Com efeito, o fenômeno da edificação (inaedificatio) e da plantação (plantatio) é
dominado pelo princípio superficies solo cedit, por força do qual tudo que se planta ou
constrói em solo alheio é da propriedade do dono do solo (dominus soli). Pode ocorrer,
contudo, como assinala RICARDO PEREIRA LIRA 5, a suspensão dos efeitos da acessão, quando se
terá a superfície temporânea, ou a interrupção dos efeitos da acessão, quando se
consubstanciará caso de superfície perpétua. Não incidirá, nessas hipóteses, o aludido
princípio superficies solo cedit, pois a propriedade da construção ou plantação é de quem a
realizou, continuando o terreno no domínio do dono do solo. Essa suspensãoou interrupção
resulta do direito de superfície.
Podem as partes, todavia, de comum acordo, estabelecer limites no contrato,
subordinando a utilização do espaço aéreo ao necessário para as construções ou plantações,
ou seja, sintonizando-a com o objeto da concessão.
Embora várias legislações, como o Código Civil português, o italiano, o suíço e o de
Quebec, permitam seja a superfície constituída por tempo indeterminado, o Código Civil
brasileiro de 2002 só admite a sua contratação por tempo determinado. Não se justifica,
realmente, a permissão para que seja indefinida a duração dos direitos reais imobiliários de
uso e gozo que implicam desmembramento do domínio. Deve ficar a critério dos contratantes
a estipulação de prazo que atenda aos seus interesses.

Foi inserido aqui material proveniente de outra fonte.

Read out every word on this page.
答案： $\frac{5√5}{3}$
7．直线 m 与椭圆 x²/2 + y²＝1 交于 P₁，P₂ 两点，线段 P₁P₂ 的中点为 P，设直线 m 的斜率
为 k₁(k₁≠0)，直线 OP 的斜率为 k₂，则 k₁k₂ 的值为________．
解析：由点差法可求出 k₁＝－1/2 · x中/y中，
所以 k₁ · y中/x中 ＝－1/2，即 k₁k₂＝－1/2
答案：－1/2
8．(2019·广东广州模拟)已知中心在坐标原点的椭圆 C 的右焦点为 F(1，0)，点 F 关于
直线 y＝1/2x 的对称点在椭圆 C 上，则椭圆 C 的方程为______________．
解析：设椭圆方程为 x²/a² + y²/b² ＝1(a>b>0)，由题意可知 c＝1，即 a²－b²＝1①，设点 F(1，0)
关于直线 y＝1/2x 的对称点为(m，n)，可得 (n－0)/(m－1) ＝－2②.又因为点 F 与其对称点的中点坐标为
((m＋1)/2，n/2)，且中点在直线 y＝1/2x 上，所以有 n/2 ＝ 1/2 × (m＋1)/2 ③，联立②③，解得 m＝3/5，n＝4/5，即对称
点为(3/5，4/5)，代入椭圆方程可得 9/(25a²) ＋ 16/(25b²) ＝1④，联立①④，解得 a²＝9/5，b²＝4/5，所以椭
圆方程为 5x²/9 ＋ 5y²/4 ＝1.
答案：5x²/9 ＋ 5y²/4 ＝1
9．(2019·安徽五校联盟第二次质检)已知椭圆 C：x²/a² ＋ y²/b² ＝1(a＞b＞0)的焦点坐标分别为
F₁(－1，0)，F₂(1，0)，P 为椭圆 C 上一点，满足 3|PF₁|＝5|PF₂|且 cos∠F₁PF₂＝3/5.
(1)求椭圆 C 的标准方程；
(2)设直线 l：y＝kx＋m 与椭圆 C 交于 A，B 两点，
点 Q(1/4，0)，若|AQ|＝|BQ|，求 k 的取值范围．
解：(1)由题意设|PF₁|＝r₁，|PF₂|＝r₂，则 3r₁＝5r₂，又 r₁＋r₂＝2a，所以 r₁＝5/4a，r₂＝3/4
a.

O direito de superfície tem como objeto, como foi dito, as construções e plantações que
se levantam no terreno do concedente. O art. 1.369 retrotranscrito refere-se de modo bem
claro a direito de “construir ou plantar”.
Destarte, imóvel edificado não está sujeito ao aludido direito, uma vez que o citado
dispositivo não prevê a possibilidade de constituição do direito de superfície por cisão,
admitida nos direitos civis italiano e português. Essa modalidade parte de um imóvel
construído ou plantado, no qual já se tenham operado os efeitos da acessão. O dono do
imóvel retém em seu domínio o terreno e transfere a outrem, que passa a ser superficiário, a
propriedade da construção ou plantação.
De acordo com o sistema adotado pelo Código de 2002, porém, se o imóvel já possuir
construção ou plantação não poderá ser objeto de direito de superfície, porque somente o
terreno se presta a essa finalidade, salvo se for convencionada a demolição da construção
existente para a reconstrução ou construção de outra, ou a erradicação da plantação existente
para fins de utilização do terreno para os mesmos fins.
O novo diploma não contempla também a possibilidade da sobrelevação ou da
superfície em segundo grau, autorizada nos direitos português, francês (surélévation) e suíço
(superfície au deuxième degré) e que consiste na concessão feita a terceiro, pelo
superficiário, do direito de construir sobre a sua propriedade superficiária, ou seja, sobre a
sua laje.
Tendo em vista que, durante o período de vigência do contrato, o proprietário confere ao
superficiário a propriedade útil de seu imóvel, para que nele construa ou plante como titular
de um direito real oponível erga omnes e com a prerrogativa de sequela, é natural que
incumba a este o pagamento dos encargos e tributos que incidirem sobre o imóvel, bem como
as despesas de conservação ou manutenção, como preceitua o art. 1.371 do Código Civil.
Tal responsabilidade do superficiário abrange o imóvel em sua totalidade,
compreendendo tanto a área do solo cuja superfície lhe foi concedida quanto os acréscimos
que recaírem sobre a construção ou sobre a plantação 6. A regra, no entanto, é supletiva,
podendo as partes convencionar de forma diferente, distribuindo os encargos e tributos que
recaem sobre o imóvel de forma diversa. O descumprimento da obrigação poderá ser
sancionado com a resolução do direito de superfície, uma vez constituído o superficiário em
mora 7.
Preceitua o art. 1.377 do Código Civil:
“O direito de superfície, constituído por pessoa jurídica de direito público interno,
rege-se por este Código, no que não for diversamente disciplinado em lei especial”.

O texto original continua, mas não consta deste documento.